4. La sortie du conflit
Le FPR est l’un des acteurs principaux de la reconstruction même si certains, comme Faustin Twagiramungu, l’accusent d’exactions. Le 19 juillet 1994 un nouveau gouvernement est constitué. Pour reconstruire le pays, l’une des premières étapes nécessaires , et sans doute la plus difficile, est de rendre la justice.
Pour cela, le Rwanda fait preuve de beaucoup de créativité. Centraliser le jugement de tous semble bien trop complexe. Il décide alors de revenir aux tribunaux populaires traditionnels : les gacacas (arbres à palabres). Cette méthode d’avant la colonisation consistait à résoudre les conflits au sein d’un village. Un juge était choisi par la communauté et chacun, face à lui, racontait leur propre vécu du drame. Dans le cadre de l’après génocide, cette forme de thérapie collective a permis aux bourreaux d’être face aux victimes. Cette confrontation n’a pas seulement été vecteur de jugement, mais aussi de rapprochement.
Le lien a, au moins, été rétabli. Le gacacas, bien plus qu’un simple tribunal, est un lieu qui permet une véritable confession du bourreau et un réel pardon de la victime.

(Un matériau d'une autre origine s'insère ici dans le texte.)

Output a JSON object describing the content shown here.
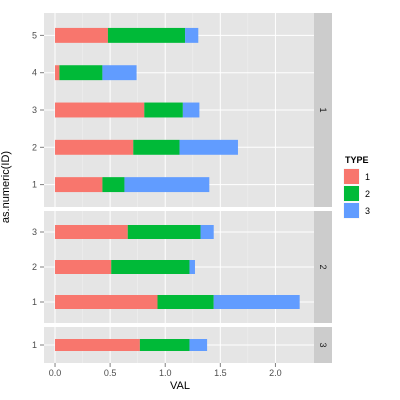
{
  "chart_data": {
    "type": "bar",
    "orientation": "horizontal",
    "stacked": true,
    "xlabel": "VAL",
    "ylabel": "as.numeric(ID)",
    "xlim": [
      -0.1,
      2.35
    ],
    "xticks": [
      0.0,
      0.5,
      1.0,
      1.5,
      2.0
    ],
    "xtick_labels": [
      "0.0",
      "0.5",
      "1.0",
      "1.5",
      "2.0"
    ],
    "grid": true,
    "legend": {
      "title": "TYPE",
      "position": "right",
      "entries": [
        {
          "label": "1",
          "color": "#F8766D"
        },
        {
          "label": "2",
          "color": "#00BA38"
        },
        {
          "label": "3",
          "color": "#619CFF"
        }
      ]
    },
    "series_names": [
      "1",
      "2",
      "3"
    ],
    "series_colors": [
      "#F8766D",
      "#00BA38",
      "#619CFF"
    ],
    "panels": [
      {
        "facet": "1",
        "ylim": [
          0.4,
          5.6
        ],
        "rows": [
          {
            "id": 5,
            "values": [
              0.48,
              0.7,
              0.12
            ]
          },
          {
            "id": 4,
            "values": [
              0.04,
              0.39,
              0.31
            ]
          },
          {
            "id": 3,
            "values": [
              0.81,
              0.35,
              0.15
            ]
          },
          {
            "id": 2,
            "values": [
              0.71,
              0.42,
              0.53
            ]
          },
          {
            "id": 1,
            "values": [
              0.43,
              0.2,
              0.77
            ]
          }
        ]
      },
      {
        "facet": "2",
        "ylim": [
          0.4,
          3.6
        ],
        "rows": [
          {
            "id": 3,
            "values": [
              0.66,
              0.66,
              0.12
            ]
          },
          {
            "id": 2,
            "values": [
              0.51,
              0.71,
              0.05
            ]
          },
          {
            "id": 1,
            "values": [
              0.93,
              0.51,
              0.78
            ]
          }
        ]
      },
      {
        "facet": "3",
        "ylim": [
          0.4,
          1.6
        ],
        "rows": [
          {
            "id": 1,
            "values": [
              0.77,
              0.45,
              0.16
            ]
          }
        ]
      }
    ]
  }
}
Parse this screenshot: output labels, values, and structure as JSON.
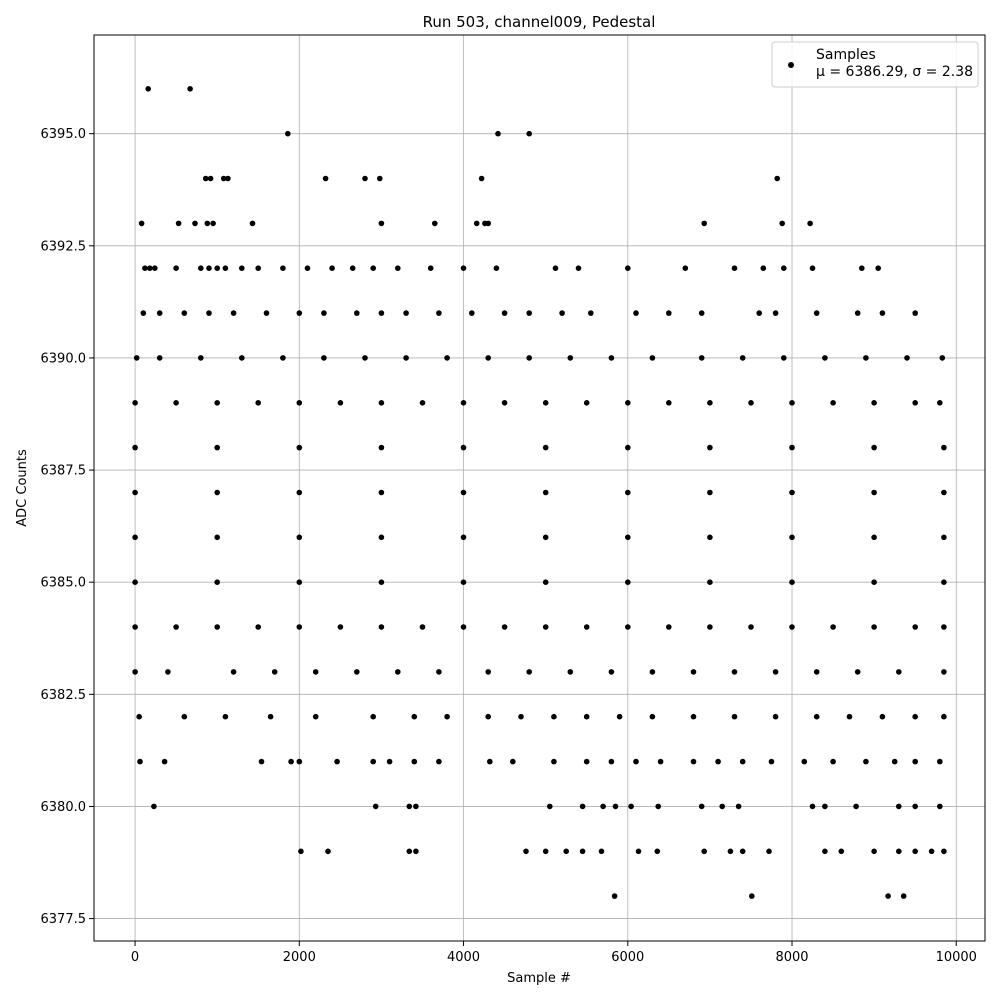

Comme toute thérapie, les gacacas font ressurgir des émotions vives dont les effets ne sont pas tous prévisibles. Le gouvernement s’emploie donc à former des milliers de « conseillers en traumatisme ». Cette démarche concerne aussi bien les victimes que les bourreaux.
20 ans après, les plaies semblent cicatrisées mais le souvenir reste douloureux. Le Rwanda n’en est pas moins un véritable modèle dans la construction d’un processus de réconciliation. Hutus et Tutsis ont réussi à se redéfinir des valeurs communes qui facilitent leur vie ensemble. Au delà de ça, ce qui résulte de ce génocide ; c’est le : « PLUS JAMAIS ». Le pays travaille pour que la mémoire de ce drame subsiste mais aussi pour qu’elle soit une force de dissuasion. « Il faut une reconstruction mentale, si nous voulons qu’une telle barbarie ne se reproduise pas », a insisté le professeur Bouba Diop, médiateur de l’Ucad (Université Cheikh Anta Diop) de Dakar.